Podczas gdy wszystkie smartfony z Androidem, nawet te low-endowe, mają podekranowy czujnik linii papilarnych iPhone'y z najwyższej półki mają tylko Face ID, co nie wszystkim się podoba
Touch ID w iPhone'ach 13? Nie, dziękuję. Przynajmniej w przypadku modeli z 2021 roku. To teraz wydaje się pewne, że pomimo uporczywych plotek, które krążyły w branży od jakiegoś czasu i po kilku latach nieobecności, we wrześniu nie zobaczymy czytnik linii papilarnych ponownie pojawić się na nowej generacji górnej części zakresu iPhones.
Potwierdzenie zostało dokonane przez dziennikarza Bloomberg Mark Gurman, poprzez jego cotygodniowy biuletyn "Power On", który trwale rozwiał nadzieje tych, którzy mieli nadzieję i byli teraz pewni jego powrotu. W rzeczywistości, wiadomości krążyły w sektorze technologicznym już od jakiegoś czasu, po części dzięki raportowi z 2019 roku autorstwa znanego analityka Ming-Chi Kuo. Według eksperta od produktów Apple, w tym roku powinniśmy byli zobaczyć model wyposażony w oba czujniki biometryczne stosowane przez firmę z Cupertino, czyli Touch ID oraz Face ID, ten drugi służący do rozpoznawania twarzy.

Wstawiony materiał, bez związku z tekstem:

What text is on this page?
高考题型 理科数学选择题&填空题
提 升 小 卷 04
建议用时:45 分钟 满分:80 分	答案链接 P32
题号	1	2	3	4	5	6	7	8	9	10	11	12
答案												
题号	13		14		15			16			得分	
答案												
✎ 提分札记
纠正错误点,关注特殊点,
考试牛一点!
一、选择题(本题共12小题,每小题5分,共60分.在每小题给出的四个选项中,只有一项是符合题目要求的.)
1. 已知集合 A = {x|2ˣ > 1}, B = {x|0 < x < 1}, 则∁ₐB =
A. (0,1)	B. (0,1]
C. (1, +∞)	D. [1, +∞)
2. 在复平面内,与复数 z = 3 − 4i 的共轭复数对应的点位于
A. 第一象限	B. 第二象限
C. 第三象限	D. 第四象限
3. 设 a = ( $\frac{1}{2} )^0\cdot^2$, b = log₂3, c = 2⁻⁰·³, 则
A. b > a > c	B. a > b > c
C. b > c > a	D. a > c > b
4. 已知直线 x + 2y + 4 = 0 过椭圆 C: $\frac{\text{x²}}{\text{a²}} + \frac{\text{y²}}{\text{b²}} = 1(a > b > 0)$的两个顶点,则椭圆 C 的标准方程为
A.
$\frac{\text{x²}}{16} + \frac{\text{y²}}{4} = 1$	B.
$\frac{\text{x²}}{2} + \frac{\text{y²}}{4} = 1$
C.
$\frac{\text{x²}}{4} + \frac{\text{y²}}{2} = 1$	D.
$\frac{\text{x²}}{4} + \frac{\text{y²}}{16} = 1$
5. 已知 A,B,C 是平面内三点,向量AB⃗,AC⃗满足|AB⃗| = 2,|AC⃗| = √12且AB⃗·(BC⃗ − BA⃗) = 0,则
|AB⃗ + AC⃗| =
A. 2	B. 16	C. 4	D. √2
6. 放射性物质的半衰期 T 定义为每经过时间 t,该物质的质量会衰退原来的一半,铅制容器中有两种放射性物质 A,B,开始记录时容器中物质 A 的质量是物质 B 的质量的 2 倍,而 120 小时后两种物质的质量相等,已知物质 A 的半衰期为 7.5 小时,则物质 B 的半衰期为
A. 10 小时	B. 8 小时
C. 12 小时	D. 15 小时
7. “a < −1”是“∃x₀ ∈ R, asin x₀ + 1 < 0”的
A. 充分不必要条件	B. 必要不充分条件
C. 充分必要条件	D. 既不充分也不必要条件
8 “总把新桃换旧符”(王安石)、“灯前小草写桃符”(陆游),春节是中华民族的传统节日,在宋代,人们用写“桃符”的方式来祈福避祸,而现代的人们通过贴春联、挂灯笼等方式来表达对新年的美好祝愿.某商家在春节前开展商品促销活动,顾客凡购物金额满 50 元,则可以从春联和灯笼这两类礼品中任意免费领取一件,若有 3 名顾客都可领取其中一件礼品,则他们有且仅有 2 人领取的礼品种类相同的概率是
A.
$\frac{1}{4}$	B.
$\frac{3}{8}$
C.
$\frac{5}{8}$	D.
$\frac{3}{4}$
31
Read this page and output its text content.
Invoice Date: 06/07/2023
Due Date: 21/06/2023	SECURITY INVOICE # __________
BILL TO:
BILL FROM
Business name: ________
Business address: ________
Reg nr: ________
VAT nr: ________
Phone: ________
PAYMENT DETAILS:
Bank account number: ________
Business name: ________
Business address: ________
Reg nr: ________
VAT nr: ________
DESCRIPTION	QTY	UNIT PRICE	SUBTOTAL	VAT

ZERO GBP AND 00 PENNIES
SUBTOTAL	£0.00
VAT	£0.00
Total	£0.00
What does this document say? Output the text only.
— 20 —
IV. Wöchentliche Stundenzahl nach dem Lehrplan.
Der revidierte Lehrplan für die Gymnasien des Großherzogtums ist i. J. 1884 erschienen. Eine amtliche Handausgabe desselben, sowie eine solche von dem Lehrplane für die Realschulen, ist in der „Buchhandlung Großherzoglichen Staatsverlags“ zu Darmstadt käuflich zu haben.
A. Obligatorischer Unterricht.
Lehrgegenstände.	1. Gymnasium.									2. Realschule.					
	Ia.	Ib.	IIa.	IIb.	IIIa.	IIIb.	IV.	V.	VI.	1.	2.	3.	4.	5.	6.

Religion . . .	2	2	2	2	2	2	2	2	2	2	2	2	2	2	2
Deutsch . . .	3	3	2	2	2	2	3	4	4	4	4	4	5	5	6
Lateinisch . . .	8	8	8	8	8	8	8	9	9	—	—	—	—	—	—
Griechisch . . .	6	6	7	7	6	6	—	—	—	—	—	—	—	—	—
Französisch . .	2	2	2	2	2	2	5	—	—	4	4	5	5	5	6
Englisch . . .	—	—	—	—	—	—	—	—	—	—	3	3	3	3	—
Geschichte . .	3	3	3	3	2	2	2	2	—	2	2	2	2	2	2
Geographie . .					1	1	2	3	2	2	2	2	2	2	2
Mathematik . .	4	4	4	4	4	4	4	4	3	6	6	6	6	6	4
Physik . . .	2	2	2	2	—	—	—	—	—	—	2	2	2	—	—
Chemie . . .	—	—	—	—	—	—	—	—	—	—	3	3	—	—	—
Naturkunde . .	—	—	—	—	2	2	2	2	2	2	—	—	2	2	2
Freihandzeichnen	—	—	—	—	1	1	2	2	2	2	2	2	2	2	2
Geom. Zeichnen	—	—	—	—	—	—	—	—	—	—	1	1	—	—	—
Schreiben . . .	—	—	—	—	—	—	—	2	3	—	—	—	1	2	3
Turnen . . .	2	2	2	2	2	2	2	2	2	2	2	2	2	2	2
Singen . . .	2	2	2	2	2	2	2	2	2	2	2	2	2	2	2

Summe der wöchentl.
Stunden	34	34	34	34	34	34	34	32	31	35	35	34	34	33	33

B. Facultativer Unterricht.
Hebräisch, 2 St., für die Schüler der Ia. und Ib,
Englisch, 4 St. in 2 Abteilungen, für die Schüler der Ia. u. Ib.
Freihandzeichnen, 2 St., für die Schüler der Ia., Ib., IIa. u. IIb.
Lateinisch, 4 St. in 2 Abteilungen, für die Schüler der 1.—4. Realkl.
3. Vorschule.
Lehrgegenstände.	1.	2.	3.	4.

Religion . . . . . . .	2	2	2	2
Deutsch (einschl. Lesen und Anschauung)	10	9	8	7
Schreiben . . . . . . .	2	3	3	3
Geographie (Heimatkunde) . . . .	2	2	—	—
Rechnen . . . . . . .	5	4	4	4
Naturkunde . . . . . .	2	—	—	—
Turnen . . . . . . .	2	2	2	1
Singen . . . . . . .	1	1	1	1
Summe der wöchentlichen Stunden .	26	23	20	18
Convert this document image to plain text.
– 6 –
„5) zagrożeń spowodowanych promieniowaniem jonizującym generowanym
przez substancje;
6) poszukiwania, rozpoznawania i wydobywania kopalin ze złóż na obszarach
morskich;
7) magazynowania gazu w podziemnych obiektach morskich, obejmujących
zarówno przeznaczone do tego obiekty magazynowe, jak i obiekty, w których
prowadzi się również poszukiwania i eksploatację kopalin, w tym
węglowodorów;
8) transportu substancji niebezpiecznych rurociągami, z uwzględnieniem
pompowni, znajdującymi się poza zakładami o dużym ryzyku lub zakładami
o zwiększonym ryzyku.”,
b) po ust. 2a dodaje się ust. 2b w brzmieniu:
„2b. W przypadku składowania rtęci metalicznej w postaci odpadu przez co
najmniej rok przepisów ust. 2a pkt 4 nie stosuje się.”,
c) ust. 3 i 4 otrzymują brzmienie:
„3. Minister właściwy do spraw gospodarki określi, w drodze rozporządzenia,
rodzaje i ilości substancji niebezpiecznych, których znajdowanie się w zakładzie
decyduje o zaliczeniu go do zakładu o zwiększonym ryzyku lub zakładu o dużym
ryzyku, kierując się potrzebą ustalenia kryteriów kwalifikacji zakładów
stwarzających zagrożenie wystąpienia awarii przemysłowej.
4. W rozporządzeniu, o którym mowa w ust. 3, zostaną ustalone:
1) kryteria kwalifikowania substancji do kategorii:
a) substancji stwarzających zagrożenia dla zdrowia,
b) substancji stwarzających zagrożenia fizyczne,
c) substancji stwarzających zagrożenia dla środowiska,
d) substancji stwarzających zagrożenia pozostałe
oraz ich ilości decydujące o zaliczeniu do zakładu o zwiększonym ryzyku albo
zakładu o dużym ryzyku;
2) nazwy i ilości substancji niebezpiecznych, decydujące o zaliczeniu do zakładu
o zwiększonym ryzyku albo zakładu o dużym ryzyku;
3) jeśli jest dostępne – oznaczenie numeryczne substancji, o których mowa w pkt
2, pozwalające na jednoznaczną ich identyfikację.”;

Touch ID, jak będzie wyglądał w przyszłości?
W newsletterze Gurman przedstawił ważną nową cechę nowego sensora. Co powinno być zaangażowane jest format: już nie tradycyjny format przycisk, już widziałem i używane na starszych wersjach, ale czujnik, który jest niewidoczny z zewnątrz iPhone, jak to jest doskonale zintegrowany pod powierzchnią wyświetlacza.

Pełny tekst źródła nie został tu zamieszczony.